Stadtwälder neu pflanzen und bestehende aufforsten!

Seit vielen Jahren berichten WIR regelmäßig darüber, dass unser Wilhelmsburger Naturwald, der Wilde Wald am Ernst-August-Kanal, extrem bedroht ist. Er soll gerodet werden, um Platz für neue Wohnungen zu schaffen. Bei der unerträglichen Hitzewelle der vergangenen Tage gehörte der Wilde Wald zu den wenigen Orten im Freien, wo Menschen es noch einigermaßen aushalten konnten. Dazu passt eine Pressemitteilung des NABU Hamburg

Nach historischer Hitzewelle in Hamburg: NABU fordert mehr Tempo bei Wiederherstellung von Natur

Malte Siegert (Vorsitzender des NABU Hamburg): „Wer Menschen schützen will, muss Natur stärken“

In Hamburg war es am vergangenen Wochenende heißer als je zuvor im Juni. Die gerade abklingende Hitzewelle mit historischen Temperaturrekorden ist ein deutliches Warnsignal für die Folgen der Klimakrise. Angesichts der zunehmenden Extremwetterereignisse fordert der NABU Hamburg ein entschlosseneres Vorgehen bei der Renaturierung und Wiederherstellung von Naturflächen. Die Umsetzung der EU-Wiederherstellungsverordnung muss jetzt mit deutlich mehr Nachdruck und politischem Willen umgesetzt werden.

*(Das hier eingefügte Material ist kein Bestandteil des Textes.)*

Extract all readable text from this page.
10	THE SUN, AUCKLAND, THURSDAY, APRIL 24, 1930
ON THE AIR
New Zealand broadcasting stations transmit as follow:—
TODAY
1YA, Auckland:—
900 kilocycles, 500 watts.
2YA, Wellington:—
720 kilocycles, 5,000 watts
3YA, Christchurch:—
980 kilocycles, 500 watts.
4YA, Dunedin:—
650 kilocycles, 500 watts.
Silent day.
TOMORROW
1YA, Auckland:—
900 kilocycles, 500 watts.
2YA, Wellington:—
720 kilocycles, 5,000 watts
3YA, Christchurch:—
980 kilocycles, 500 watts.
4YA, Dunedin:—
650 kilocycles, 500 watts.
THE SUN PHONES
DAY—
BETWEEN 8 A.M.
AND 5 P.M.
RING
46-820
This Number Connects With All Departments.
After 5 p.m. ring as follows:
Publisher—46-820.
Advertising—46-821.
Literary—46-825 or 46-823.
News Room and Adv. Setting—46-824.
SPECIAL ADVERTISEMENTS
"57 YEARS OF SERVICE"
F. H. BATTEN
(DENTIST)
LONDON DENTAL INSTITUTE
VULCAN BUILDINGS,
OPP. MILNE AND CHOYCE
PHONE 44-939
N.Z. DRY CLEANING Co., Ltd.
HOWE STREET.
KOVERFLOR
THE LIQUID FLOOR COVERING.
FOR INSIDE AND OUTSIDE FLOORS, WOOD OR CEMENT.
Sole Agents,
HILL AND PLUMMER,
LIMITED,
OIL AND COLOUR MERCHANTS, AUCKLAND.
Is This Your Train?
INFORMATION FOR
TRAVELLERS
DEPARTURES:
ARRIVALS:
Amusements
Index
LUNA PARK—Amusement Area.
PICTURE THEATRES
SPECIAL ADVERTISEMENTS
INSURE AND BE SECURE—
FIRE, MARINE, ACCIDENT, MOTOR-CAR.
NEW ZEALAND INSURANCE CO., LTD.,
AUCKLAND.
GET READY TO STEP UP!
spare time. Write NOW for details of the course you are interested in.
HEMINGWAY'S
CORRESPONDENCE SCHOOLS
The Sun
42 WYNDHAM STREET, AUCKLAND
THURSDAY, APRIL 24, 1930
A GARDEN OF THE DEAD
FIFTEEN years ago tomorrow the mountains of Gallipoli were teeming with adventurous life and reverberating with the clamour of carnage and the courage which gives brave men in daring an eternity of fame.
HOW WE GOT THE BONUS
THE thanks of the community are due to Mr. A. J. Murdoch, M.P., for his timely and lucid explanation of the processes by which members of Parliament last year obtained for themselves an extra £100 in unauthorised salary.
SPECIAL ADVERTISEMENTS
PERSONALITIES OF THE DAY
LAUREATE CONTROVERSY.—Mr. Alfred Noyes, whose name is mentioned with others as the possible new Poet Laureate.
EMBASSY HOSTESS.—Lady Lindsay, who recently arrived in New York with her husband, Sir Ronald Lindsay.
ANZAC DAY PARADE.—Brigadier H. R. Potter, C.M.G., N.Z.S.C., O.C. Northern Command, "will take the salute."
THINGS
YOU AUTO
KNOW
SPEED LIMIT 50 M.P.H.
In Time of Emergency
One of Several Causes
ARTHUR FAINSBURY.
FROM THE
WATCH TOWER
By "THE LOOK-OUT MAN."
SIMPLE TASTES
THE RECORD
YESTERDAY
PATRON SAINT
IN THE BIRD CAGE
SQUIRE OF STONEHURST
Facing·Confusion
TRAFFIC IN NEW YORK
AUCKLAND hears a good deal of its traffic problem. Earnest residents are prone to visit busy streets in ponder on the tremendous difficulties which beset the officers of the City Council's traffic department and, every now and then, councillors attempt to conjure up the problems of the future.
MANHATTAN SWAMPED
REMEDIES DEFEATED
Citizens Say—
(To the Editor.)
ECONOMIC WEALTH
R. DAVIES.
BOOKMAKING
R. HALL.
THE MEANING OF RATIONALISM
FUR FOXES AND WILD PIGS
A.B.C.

„Die Rekordtemperaturen der vergangenen Tage zeigen, dass die Klimakrise längst in unserem Alltag angekommen ist. Für uns alle war das der heißeste Tag jemals im Juni, doch für die junge Generation könnte es noch der kälteste Sommer ihres restlichen Lebens sein. Hitzewellen werden häufiger, länger und intensiver. Intakte Ökosysteme sind ein entscheidender Teil der Antwort auf diese Entwicklung. Wer die Menschen besser vor den Folgen der Klimakrise schützen will, muss auch die Natur stärken. Wir brauchen mehr Tempo bei der Wiederherstellung unserer Ökosysteme – und wir brauchen es jetzt“, sagt Malte Siegert.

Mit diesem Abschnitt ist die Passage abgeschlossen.